"Deep Hole is precious private land," is the heading on the new sign at the beloved swimming hole on Towpath Road. "All who enter here agree to these stewardship agreements." A list of Nos (no fires, no dumping, etc.) and Yeses (Be kind to others and the land, carry out what you bring in, etc.) follows, ending with an emphatic “Leave No Trace” and signed, “The Deep Hole Stewards.”
The sign is there with the permission of Accord resident Dan Getman, who bought the property, he said, in April 2022. Previously, he related, “It was owned by a woman in Australia. I think she inherited it, I never got the full story. She apparently did not know she owned Deep Hole. I think the town had tried to reach her many times to talk about coordinating management and parking, and they never could find her.”
Why did he buy it? “That’s a mystery I still ask myself,” he said wryly. “I kind of think it felt like a calling, an opportunity to engage in preservation. So many people from so many different places come together there, and most of the time it’s fairly harmonious, and then there are some places where it gets a little dodgy. I don’t know what the answer to that is … hopefully we’ll evolve a culture of collaboration and conversation."
Once upon a time, you had to live around here to know about Deep Hole. No longer, thanks to the internet. "It appears on numerous sites that are dedicated to calling out swimming holes and things like that and making them public," Getman said. "The information on them is often false. One of the main sites claims it’s state-owned land and that there are rangers … People come up and they think their tax dollars are at work and they can leave their trash behind and somebody’s paid to clean it up and why are there such lousy services here? Well, it’s private land, and there is no budget except what I put into it to try to keep it open and accessible to people. Those funds are not inexhaustible."
Deep Hole denizens will be happily surprised to find that Getman has had a parking lot constructed across the street from the stream. "It’s our hope to take things one at a time, first making the parking and traffic situation safer," he said. "That’s the first thing in bringing order to the chaos. It lets traffic go through there undisturbed, it keeps kids from running out from between parked cars. Hopefully it will also keep people from dumping trash along there, which is a quite serious problem.”
One wonders at the psychology of people who appreciate beauty enough to make a trip to Deep Hole and then leave ugliness behind them, but there always seem to be a few, creating an issue for Deep Hole's owner and for those who love the place.
Melissa Hewitt, speaking for the Deep Hole Stewards, a band of community volunteers, said that they were ready to deal with each situation as it arises. "Depending on what comes up, like, how do we deal with people leaving poop on the path, or leaving their garbage? It’s an ongoing conversation." While the stewards will be monitoring from time to time, what they hope is for everyone to be a steward. "You’re agreeing, if you want to come on that land, to follow those rules, and you’re also agreeing to remind people kindly that this is what this land is about.”
This will be the first season the sign is up, so nobody knows yet how well it will work to improve people's behavior. “Optimally, everyone who comes there will respect the space, respect each other," said Hewitt. "Understand what 'Leave No Trace' means … It’s going to be a learning curve, because so many people that come don’t know the basics of how you act in nature.

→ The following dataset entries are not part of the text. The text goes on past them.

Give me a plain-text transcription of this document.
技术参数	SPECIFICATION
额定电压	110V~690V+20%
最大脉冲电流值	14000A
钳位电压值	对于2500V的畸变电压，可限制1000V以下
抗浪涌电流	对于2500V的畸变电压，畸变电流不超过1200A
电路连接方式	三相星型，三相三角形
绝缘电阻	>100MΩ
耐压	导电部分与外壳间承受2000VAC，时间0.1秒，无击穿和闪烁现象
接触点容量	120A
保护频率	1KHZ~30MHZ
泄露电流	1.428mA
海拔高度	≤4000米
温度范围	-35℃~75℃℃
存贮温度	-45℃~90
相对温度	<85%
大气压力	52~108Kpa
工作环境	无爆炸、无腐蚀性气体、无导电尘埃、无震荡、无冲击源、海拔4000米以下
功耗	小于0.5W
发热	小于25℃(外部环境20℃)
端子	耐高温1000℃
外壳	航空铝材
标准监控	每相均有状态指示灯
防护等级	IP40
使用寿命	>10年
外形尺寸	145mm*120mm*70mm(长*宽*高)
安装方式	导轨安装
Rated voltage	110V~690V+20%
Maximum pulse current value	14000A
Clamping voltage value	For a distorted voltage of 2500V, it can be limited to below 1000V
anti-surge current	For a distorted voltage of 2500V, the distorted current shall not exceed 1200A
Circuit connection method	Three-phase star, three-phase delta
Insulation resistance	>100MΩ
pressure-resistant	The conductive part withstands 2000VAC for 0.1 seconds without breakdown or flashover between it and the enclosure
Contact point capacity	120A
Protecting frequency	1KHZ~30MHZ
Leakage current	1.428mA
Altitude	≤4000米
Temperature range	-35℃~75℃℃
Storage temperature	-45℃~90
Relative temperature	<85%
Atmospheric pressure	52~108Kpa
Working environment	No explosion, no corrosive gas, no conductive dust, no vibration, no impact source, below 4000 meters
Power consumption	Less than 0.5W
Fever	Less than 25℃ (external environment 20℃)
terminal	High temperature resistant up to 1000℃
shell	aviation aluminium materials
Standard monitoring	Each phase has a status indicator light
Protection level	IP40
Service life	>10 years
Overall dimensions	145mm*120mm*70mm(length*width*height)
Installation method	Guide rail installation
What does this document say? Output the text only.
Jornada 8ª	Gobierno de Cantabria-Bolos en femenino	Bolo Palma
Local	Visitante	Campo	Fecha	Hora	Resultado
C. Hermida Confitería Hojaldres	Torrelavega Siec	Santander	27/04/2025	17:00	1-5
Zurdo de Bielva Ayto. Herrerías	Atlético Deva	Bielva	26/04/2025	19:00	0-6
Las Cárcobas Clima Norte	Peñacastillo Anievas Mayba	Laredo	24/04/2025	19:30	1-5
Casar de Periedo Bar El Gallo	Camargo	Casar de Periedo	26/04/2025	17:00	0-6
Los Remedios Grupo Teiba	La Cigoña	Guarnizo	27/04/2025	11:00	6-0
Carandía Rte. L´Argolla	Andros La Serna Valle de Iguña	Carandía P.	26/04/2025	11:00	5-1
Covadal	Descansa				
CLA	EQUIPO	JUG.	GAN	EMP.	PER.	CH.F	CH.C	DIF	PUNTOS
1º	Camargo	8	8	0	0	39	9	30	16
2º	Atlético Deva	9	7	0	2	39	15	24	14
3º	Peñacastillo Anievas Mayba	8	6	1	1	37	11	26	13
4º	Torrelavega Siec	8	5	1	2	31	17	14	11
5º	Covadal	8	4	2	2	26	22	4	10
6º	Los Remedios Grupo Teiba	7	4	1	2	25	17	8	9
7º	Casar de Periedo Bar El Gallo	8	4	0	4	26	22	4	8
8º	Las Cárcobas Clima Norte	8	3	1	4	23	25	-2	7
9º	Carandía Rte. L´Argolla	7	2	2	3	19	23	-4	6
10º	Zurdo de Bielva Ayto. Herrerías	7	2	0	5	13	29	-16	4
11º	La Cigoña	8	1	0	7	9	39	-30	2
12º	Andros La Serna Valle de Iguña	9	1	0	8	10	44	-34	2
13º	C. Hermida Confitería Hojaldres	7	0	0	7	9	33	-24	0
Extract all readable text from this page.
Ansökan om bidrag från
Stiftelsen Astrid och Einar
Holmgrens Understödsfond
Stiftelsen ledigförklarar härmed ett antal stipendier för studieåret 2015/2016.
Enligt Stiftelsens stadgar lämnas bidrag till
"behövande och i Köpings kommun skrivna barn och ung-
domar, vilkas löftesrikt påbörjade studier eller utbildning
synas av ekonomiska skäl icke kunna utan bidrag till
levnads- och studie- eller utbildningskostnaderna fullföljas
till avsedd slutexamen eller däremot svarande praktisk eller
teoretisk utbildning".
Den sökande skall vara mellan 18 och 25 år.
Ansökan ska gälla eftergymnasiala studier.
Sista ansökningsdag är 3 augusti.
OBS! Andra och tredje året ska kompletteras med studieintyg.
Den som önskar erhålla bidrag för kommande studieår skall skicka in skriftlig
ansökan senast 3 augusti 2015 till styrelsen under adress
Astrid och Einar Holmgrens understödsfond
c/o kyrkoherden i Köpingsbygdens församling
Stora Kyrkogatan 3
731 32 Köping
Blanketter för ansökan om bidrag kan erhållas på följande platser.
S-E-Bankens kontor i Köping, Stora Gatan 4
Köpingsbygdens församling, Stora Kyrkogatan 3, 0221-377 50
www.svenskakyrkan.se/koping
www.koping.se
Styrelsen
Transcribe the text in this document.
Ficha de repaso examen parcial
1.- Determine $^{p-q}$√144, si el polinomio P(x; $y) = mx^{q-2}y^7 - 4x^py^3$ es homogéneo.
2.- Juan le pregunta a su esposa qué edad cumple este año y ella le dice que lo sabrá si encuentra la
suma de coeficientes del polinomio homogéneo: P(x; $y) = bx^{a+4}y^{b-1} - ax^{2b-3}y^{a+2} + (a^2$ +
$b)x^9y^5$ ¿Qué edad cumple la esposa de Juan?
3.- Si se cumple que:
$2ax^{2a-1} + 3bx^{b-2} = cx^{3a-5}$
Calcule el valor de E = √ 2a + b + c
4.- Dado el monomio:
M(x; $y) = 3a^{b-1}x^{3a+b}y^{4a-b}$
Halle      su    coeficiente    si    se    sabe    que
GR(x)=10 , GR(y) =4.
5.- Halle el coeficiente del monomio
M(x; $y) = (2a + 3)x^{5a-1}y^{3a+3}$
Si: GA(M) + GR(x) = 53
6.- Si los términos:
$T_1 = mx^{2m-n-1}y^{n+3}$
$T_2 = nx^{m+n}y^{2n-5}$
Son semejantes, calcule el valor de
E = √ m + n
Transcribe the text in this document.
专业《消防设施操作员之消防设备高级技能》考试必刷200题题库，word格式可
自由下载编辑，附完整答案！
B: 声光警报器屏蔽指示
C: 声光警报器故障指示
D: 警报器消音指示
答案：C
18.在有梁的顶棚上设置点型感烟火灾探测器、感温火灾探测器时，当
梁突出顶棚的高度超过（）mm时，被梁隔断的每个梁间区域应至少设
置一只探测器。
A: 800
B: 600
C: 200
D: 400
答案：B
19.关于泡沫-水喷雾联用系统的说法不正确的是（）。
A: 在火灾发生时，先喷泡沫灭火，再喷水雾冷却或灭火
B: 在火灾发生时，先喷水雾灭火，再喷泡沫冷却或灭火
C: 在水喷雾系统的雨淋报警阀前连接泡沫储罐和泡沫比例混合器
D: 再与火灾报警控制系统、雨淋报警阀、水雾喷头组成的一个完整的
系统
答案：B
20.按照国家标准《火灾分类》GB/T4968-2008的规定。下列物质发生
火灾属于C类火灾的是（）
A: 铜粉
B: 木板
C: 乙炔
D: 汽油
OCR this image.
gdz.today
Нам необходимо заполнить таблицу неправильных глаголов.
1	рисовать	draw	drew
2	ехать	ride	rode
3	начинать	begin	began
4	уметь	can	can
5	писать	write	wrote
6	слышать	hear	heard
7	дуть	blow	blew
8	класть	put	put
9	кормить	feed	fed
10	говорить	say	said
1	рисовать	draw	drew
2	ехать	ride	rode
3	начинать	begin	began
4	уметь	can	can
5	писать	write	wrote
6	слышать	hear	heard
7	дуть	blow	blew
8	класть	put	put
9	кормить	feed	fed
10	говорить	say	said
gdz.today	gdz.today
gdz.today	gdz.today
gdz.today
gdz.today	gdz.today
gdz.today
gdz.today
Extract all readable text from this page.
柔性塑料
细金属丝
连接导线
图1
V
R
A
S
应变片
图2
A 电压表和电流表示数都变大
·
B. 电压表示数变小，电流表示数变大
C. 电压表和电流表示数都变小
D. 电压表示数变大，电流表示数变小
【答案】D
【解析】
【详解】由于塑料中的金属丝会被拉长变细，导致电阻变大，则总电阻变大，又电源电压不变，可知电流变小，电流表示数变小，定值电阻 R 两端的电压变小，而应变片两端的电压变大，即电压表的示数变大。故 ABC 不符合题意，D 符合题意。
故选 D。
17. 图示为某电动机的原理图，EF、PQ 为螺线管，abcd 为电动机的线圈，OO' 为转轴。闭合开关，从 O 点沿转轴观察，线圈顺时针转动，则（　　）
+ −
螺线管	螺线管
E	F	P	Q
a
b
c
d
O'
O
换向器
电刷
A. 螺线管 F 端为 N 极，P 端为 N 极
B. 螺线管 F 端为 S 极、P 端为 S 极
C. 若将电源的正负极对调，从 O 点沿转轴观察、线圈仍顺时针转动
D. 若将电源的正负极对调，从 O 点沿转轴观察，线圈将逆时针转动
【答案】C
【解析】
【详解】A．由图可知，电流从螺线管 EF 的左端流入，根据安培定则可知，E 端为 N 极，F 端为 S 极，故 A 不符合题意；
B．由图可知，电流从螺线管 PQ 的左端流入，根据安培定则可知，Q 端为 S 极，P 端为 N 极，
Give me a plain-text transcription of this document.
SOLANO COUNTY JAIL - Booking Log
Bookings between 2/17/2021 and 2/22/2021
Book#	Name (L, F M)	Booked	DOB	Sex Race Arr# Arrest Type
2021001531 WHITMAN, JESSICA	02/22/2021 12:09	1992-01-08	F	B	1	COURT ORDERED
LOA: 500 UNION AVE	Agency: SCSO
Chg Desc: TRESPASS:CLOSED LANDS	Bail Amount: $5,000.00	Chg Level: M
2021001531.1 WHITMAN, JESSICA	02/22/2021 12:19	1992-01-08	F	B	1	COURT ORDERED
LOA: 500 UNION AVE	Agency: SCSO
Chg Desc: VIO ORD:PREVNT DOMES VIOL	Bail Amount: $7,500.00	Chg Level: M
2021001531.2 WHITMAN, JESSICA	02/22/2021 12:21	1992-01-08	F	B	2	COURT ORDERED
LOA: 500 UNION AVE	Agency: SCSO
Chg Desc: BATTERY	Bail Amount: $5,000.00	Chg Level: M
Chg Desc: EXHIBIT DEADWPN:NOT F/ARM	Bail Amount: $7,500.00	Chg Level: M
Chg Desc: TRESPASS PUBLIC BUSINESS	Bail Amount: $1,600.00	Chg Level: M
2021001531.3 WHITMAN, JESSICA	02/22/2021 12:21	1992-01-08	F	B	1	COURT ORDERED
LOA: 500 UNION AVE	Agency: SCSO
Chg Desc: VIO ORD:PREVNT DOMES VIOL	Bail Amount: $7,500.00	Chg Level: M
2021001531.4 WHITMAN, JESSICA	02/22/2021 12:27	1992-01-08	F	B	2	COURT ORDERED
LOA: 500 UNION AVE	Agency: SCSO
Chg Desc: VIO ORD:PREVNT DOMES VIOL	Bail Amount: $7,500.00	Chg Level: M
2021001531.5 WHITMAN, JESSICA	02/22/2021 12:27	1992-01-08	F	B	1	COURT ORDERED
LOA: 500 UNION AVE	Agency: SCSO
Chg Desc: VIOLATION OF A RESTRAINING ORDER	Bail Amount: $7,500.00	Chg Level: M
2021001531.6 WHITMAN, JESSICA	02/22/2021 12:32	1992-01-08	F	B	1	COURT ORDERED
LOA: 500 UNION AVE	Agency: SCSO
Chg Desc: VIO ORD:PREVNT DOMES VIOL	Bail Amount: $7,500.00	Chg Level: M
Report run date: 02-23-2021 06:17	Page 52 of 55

It’s about education, and it’s a day-to-day process. Now there’s the parking lot, but there’ll have to be open and close times because, since the lot has been there, people just go and leave their garbage there. It’s like, 'Oh great, a place to dump our garbage!' How is this even possible?" she said. "So that means someone has to open the gate and close the gate. What happens if someone gets locked in? These issues, how can we fix them in the most holistic way? It’s not easy!" She laughed ruefully. "It’s really about respect, you know. How do we respect the land and how do we respect each other? A lot of the things on that list of yeses and nos, it’s just really basic respect ... It’s going to take time,” she concluded.
Dogs as well as people frequent Deep Hole, and their owners may be surprised by the "No Dogs from 10 a.m. to 6 p.m." rule on the new sign. Hewitt's answer to the obvious question was, “Because there were so many dog fights that were happening. People are going to be bothered by [the new rule], but it was a real problem. That had to be handled, because it can be dangerous."
To facilitate communication with the community, she said, "we’re working on a website, we’re going to have a Facebook page so that people can have an outlet, where people can say, 'I saw this today'… stuff like that." Information will be posted at Deep Hole when those sites are up and running.
Getman said, “People have a lot of deep feelings about Deep Hole. I welcome people getting involved with us, helping to figure out how we as a community keep a place like this open, clean, safe and beautiful forever. It’s a form of collective stewardship that we need to create from the ground up."
“There are so many beautiful stories I’ve learned," he said. "People get married there, older people who as kids used to come there, now their kids and grandkids come. That kind of stuff is just so amazing. You know, I drive by it every day, and I see people meditating in the stream … people create artwork and fairy houses … It’s beautiful.”